Sanders Tells Treasury to Block Pfizer Inversion Using Existing Law

Democratic Presidential hopeful and U.S. Senator Bernie Sanders has urged the Treasury to block Pfizer’s planned corporate inversion.

Sanders, ranking member on the Senate Budget Committee, said in a letter dated March 18, 2016, that he has serious concerns about the fiscal impacts of a failure to act.

He cited a recent study from Americans for Tax Fairness which estimates that preventing the inversion of Pfizer alone could save as much as $35 billion in revenue.

“The Pfizer-Allergan merger, which has not yet been finalized, is structured to result in a company that is technically based in Ireland for tax purposes. This is nothing less than a tax scam,” he wrote. “The allegedly newly formed Irish company would continue to be managed from its headquarters in the U.S. and 56 percent of the company would still be owned by Pfizer’s shareholders.”

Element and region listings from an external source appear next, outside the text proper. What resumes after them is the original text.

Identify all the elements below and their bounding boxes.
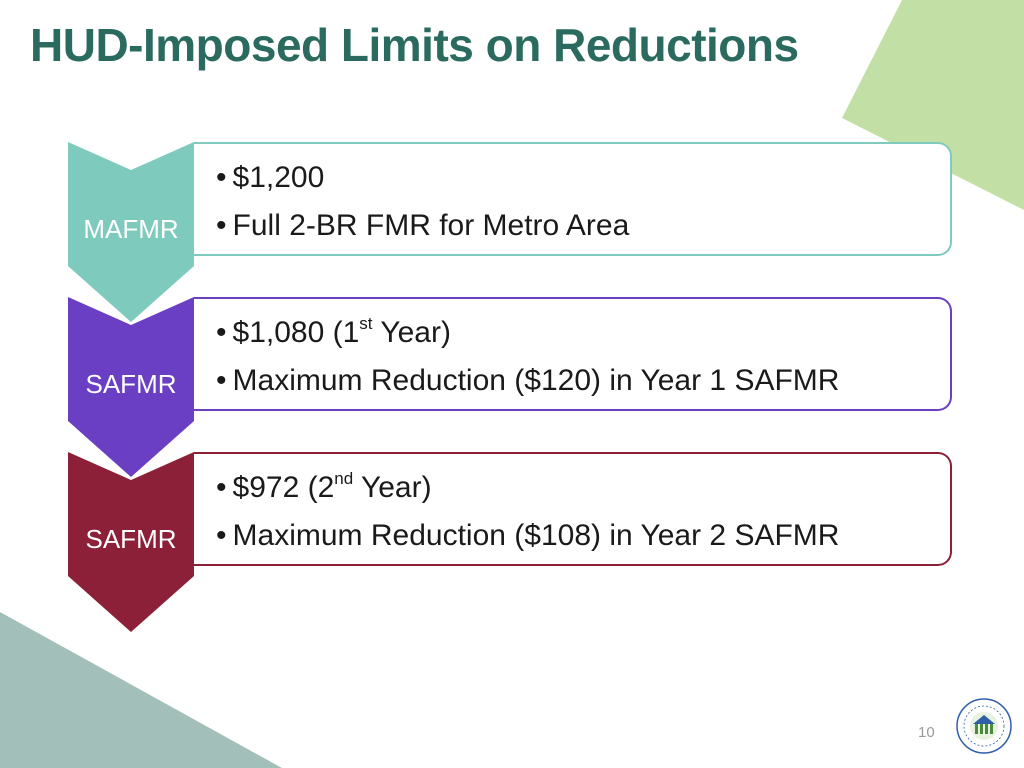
process-row-safmr-year1: SAFMR • $1,080 (1st Year) • Maximum Reduct… — [68, 297, 952, 479]
chevron-shape — [68, 297, 194, 477]
bullet-list: • $972 (2nd Year) • Maximum Reduction ($10… — [194, 454, 950, 560]
chevron-shape — [68, 452, 194, 632]
bullet-item: • $1,200 — [216, 161, 325, 194]
bullet-item: • Maximum Reduction ($108) in Year 2 SAFM… — [216, 519, 840, 552]
process-row-safmr-year2: SAFMR • $972 (2nd Year) • Maximum Reductio… — [68, 452, 952, 634]
step-content-box: • $1,080 (1st Year) • Maximum Reduction ($… — [194, 297, 952, 411]
step-content-box: • $1,200 • Full 2-BR FMR for Metro Area — [194, 142, 952, 256]
slide-title: HUD-Imposed Limits on Reductions — [30, 19, 799, 71]
step-label: SAFMR — [85, 369, 177, 399]
bullet-item: • Maximum Reduction ($120) in Year 1 SAFM… — [216, 364, 840, 397]
bullet-item: • $1,080 (1st Year) — [216, 314, 451, 349]
step-label: SAFMR — [85, 524, 177, 554]
process-row-mafmr: MAFMR • $1,200 • Full 2-BR FMR for Metro A… — [68, 142, 952, 324]
bullet-list: • $1,080 (1st Year) • Maximum Reduction ($… — [194, 299, 950, 405]
bullet-list: • $1,200 • Full 2-BR FMR for Metro Area — [194, 144, 950, 250]
step-content-box: • $972 (2nd Year) • Maximum Reduction ($10… — [194, 452, 952, 566]
bullet-item: • Full 2-BR FMR for Metro Area — [216, 209, 630, 242]
bottom-left-triangle — [0, 612, 282, 768]
hud-seal-icon — [956, 698, 1012, 754]
chevron-shape — [68, 142, 194, 322]
top-right-triangle — [842, 0, 1024, 210]
step-label: MAFMR — [83, 214, 179, 244]
bullet-item: • $972 (2nd Year) — [216, 469, 432, 504]
page-number: 10 — [918, 724, 935, 741]
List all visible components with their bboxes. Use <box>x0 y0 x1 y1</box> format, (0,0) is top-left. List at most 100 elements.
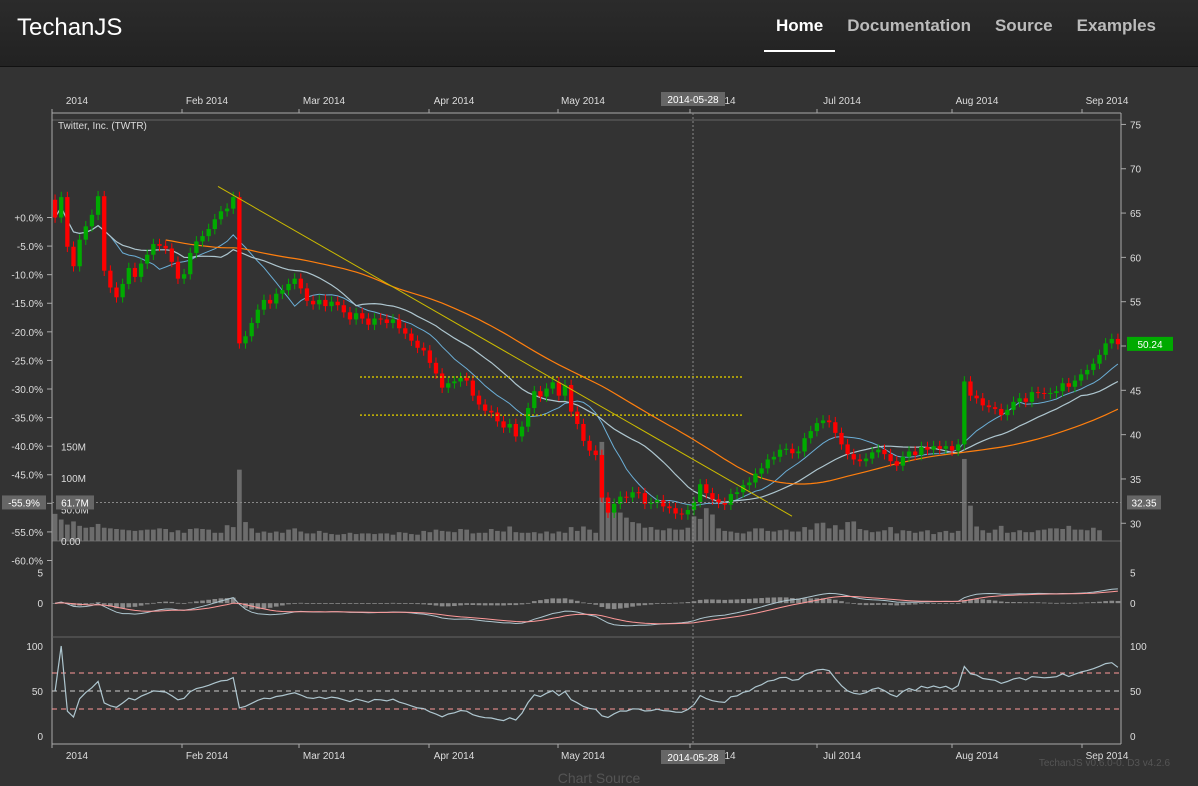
macd-histogram-bar <box>974 598 979 604</box>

Sanders said that until Congress passes legislation that would tax such a corporation as a U.S. corporation, Treasury has the authority under existing law to block some of the tax dodging techniques that are available to corporations after they invert.  Two of these techniques, “hopscotch” loans and earnings stripping, could be tightened or blocked using existing law, according to Sanders.

The hopscotch loan allows an inverted company to loan to the foreign parent rather than the U.S. parent, thereby letting them move offshore profits to U.S. shareholders. Earnings stripping involves an inter-company loan from the foreign company to the U.S. entity with the U.S. entity making debt payments which are deductible and which reduce U.S. taxable income.

“Large multinational corporations should not be able to avoid paying U.S. taxes when children in America go hungry,” Sanders concluded. “We must demand that these profitable corporations pay their fair share in taxes.”